Offsets, which were introduced with the Defence Procurement Procedure of 2005 (DPP-2005), initially required vendors who executed defence contracts worth Rs 300 crores or more to source from India defence products worth 30% of the total contract value. Alternatively, offsets could also be discharged through investment into defence JVs set up in India; or through investment into Indian R&D organisations. Over time --- through DPP-2006; DPP-2008; DPP-2009; and DPP-2011 --- the offset policy has become progressively less demanding of foreign vendors, first incorporating offset banking and then (in DPP-2011) permitting vendors to discharge offsets in civil aerospace, training and internal security.

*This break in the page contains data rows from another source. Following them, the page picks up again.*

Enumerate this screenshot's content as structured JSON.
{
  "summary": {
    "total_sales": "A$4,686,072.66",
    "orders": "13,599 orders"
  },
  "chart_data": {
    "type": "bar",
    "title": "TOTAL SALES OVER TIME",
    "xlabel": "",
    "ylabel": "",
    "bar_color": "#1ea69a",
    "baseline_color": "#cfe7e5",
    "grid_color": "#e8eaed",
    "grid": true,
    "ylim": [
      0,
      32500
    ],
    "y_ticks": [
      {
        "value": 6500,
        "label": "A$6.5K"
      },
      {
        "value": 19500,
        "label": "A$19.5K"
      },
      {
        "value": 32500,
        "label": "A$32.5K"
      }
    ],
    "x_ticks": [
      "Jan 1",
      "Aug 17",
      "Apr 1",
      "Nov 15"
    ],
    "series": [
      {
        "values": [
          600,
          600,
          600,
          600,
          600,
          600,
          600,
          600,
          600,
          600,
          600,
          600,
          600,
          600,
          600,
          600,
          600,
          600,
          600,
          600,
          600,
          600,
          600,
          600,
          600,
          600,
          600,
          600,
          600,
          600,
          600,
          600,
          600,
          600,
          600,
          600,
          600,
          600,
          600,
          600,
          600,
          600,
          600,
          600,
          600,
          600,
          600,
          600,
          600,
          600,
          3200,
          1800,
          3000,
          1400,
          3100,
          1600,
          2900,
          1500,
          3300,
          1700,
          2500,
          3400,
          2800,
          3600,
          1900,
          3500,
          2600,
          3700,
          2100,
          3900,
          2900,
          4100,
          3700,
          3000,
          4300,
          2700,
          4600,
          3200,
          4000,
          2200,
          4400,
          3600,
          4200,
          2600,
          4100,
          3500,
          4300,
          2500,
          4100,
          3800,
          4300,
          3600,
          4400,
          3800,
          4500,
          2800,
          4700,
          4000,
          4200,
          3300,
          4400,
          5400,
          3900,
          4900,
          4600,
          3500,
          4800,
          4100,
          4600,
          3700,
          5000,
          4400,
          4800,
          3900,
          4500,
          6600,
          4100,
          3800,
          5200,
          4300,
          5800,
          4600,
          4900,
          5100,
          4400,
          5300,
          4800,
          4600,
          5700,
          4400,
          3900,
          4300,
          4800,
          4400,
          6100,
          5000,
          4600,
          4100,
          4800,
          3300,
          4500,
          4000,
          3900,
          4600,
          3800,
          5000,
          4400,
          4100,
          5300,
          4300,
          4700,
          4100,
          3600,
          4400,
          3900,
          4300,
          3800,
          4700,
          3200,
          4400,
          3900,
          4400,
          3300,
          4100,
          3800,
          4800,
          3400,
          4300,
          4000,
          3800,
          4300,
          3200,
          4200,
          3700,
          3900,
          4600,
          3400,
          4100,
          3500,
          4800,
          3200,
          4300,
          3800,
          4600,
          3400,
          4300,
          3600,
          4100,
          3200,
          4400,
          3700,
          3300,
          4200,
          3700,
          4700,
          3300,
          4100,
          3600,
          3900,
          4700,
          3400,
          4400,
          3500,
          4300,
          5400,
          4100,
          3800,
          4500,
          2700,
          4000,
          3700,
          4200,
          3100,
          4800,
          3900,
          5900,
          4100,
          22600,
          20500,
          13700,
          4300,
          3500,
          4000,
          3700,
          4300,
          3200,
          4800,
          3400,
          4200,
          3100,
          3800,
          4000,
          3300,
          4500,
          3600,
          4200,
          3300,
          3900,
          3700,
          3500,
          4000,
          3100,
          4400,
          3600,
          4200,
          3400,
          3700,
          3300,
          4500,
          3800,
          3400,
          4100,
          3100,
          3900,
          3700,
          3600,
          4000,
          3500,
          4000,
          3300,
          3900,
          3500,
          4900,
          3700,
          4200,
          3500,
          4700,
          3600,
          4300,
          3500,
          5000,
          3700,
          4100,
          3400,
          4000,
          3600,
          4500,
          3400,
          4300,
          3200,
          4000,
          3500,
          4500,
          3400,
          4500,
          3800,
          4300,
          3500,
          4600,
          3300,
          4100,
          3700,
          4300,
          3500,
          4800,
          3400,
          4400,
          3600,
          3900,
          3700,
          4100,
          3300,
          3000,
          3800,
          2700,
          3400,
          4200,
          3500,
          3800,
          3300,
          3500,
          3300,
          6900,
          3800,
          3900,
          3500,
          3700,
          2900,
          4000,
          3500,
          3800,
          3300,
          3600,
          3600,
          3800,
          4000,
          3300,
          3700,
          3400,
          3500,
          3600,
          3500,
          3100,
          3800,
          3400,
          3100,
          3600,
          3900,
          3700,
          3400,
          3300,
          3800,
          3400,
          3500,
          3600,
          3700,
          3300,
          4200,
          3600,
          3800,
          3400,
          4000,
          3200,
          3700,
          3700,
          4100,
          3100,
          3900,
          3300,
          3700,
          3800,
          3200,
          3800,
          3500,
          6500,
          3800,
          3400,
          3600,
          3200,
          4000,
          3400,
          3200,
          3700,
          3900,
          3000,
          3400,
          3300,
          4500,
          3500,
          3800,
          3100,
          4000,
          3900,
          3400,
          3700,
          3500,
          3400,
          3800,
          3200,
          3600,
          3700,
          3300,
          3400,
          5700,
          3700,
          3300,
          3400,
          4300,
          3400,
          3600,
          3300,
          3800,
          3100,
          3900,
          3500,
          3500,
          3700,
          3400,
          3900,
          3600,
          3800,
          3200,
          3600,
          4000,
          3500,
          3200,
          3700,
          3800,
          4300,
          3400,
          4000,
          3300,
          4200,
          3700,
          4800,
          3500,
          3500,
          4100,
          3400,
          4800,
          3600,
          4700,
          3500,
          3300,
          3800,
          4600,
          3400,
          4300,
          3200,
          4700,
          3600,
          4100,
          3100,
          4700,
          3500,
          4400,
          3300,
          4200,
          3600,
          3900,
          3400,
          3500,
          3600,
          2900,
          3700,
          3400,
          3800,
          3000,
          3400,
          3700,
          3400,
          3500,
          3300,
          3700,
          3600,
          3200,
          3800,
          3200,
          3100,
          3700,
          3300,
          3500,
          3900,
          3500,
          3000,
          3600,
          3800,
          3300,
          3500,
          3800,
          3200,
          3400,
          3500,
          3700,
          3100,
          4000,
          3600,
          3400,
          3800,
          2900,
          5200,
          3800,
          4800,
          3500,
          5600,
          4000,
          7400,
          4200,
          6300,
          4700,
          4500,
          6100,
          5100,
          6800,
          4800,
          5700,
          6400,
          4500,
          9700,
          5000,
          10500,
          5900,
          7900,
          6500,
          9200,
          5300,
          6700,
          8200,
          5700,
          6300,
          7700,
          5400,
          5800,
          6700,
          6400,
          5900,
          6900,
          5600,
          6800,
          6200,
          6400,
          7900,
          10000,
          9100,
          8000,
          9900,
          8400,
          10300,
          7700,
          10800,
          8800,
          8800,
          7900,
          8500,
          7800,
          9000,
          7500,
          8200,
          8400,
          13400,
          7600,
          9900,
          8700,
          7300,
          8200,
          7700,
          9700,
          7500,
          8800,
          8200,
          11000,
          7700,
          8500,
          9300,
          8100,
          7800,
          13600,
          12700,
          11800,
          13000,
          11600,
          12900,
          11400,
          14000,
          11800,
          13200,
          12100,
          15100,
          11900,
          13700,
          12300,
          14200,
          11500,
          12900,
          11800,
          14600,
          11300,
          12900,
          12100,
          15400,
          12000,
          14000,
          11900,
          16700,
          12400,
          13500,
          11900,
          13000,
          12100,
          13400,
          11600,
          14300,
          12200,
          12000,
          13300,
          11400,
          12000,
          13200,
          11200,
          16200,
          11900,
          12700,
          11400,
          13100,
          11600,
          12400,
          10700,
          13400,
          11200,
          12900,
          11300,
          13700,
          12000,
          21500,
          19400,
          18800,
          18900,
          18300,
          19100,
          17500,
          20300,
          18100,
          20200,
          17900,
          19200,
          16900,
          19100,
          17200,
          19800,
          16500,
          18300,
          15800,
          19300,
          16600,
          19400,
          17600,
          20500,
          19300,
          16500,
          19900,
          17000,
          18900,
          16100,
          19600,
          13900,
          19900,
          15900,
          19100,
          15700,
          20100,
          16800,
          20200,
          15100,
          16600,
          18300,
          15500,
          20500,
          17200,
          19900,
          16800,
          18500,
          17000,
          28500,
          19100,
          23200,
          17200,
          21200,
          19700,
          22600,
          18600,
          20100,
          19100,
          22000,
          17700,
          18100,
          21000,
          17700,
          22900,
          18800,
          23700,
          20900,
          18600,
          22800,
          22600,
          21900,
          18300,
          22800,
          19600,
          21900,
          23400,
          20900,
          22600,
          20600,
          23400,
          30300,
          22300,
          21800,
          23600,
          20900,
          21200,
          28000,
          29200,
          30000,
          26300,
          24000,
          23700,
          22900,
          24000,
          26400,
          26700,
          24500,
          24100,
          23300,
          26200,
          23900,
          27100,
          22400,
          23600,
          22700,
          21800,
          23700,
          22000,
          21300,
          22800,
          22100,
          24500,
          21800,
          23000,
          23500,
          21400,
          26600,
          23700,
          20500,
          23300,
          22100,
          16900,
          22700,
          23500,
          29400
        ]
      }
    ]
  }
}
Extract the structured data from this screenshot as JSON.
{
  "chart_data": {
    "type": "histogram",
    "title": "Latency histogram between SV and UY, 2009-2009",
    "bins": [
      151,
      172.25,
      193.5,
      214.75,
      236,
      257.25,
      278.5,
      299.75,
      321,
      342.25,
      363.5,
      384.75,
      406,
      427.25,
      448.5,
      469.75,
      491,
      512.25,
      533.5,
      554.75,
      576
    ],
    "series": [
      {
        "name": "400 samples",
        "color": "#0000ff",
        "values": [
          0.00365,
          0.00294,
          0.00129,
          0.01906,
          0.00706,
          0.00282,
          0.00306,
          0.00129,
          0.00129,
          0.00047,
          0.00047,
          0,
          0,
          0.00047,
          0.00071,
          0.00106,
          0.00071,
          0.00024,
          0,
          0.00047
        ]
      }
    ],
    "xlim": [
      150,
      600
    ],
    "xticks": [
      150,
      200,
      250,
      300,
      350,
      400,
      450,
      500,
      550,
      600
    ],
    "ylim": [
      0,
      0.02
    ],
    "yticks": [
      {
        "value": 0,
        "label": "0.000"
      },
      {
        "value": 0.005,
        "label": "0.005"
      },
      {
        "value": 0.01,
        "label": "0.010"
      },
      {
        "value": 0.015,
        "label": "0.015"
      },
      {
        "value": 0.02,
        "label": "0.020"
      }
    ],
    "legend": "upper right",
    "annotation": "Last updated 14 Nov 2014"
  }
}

The offset policy initially followed the Kelkar Committee recommendations, which endorsed only “direct offsets”, i.e. connected directly with defence products. DPP-2011, however, opened the doors to “indirect offsets”. Now, the latest policy is set to widen that opening.
Business Standard has learned that there is a vertical split within the MoD on whether offsets should be diluted. The Acquisition Wing, which procures defence equipment for the military, and is responsible for expending the capital budget in full, views offsets as an inconvenient procedural hurdle that must be crossed before finalising a procurement contract. But the department of defence production (DDP), which is responsible for boosting India’s defence industry, regards offsets as a useful tool that can provide a growth impetus to industry.
“Unfortunately, the Acquisition Wing currently examines the offset proposals from foreign vendors. If the DDP was given the resources and the staff to do this job, the interests of Indian industry would be far better preserved,” says a MoD official who wishes to remain anonymous.
Industry sources say that after the Ficci delegation alerted Antony to the potential for scandal in offsets, the new defence secretary, Shashi Kant Sharma, who earlier headed the Acquisition Wing, has been inviting industry representatives to South Block to canvass their views.
The MoD has not responded to a request for comments on this issue.